A post-gender world in 1979?

I have never seen the 1979 Meryl Streep/Dustin Hoffmann classic film, Kramer vs. Kramer, even though I know that it skyrocketed Streep to stardom, nominated a little kid for the Oscar, and even won a few. It looked too sad.

But I caved the other night.

It’s really a brilliant movie. I can’t name a movie in which the turn-around from hating a character to feeling so deeply for a character can happen so quickly. It’s obvious why Streep has become such a household name for her moving performance; I wish their were still movies this complex for beautiful, young women.

In the movie, Dustin Hoffmann plays an advertising executive named Ted Kramer who would rather goof around with his boss than get home to his wife, Joanna, and son, Billy. (Billy, played by Justin Henry, who was the youngest person ever nominated for Best Supporting Actor at the Academy Awards.

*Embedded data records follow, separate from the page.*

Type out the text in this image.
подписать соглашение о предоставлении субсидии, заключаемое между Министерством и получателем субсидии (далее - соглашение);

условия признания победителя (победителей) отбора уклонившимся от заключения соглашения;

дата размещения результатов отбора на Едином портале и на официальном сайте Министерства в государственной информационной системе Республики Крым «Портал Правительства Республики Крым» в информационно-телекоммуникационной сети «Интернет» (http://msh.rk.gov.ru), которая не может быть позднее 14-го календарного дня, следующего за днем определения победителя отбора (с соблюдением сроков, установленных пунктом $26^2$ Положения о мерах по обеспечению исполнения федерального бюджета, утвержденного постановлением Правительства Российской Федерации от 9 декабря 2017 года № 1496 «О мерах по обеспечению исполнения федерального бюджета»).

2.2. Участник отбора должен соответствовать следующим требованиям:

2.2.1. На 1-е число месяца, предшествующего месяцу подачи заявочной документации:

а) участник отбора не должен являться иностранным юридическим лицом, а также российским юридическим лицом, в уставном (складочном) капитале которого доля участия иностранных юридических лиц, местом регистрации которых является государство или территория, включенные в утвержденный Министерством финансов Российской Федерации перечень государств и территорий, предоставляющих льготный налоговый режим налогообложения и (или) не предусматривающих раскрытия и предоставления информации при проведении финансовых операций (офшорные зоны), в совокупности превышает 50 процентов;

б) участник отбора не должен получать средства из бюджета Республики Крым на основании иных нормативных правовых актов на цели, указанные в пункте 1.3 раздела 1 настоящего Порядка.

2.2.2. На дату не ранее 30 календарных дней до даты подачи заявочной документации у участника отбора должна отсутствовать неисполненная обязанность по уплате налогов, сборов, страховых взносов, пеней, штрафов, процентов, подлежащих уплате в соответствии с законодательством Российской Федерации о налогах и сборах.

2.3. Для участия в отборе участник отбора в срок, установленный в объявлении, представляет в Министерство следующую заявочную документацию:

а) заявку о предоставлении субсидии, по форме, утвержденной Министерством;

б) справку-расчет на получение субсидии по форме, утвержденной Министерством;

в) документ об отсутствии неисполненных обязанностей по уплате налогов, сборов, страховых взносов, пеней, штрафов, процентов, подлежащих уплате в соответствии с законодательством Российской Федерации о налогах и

Now, as seems to be the norm for child stars, he works in business).

The movie begins with Joanna leaving her husband and young son behind. Because he is a man and a breadwinner, Ted cannot do anything as basic as finding bowls in his tiny apartment. Sometimes movie men are as idiotic as movie women are helpless. Anyways, as the year-and-a-half of Joanna’s absence stretches on, Ted learns how to care for his son.

Joanna returns after finding herself with the help of a California psychologist. She’s sort of an unseen, hated presence throughout the movie, who really isn’t given any sort of identity but absent mother and wife. That, perhaps, was indicative of how her husband saw her. However, Streep gives a command performance, complicating the custody battle with her tale of her thwarted quest for personhood, despite her husband’s wish that she was secure in only her womanhood.

The movie was groundbreaking in its demonstration of how a person could be a successful parent regardless of his or her gender. That what is so revolutionary about this movie: Hoffmann is fired from his fast-track career because he has to give too much time to his child, he worries that he has ruined his son’s life when he lets the boy fall from a jungle gym, he struggles in balancing a personal life with raising a young child. The movie illustrates that these are not inherently conditions for women, but instead, they are the circumstances incurred by women when their husbands and partners leave.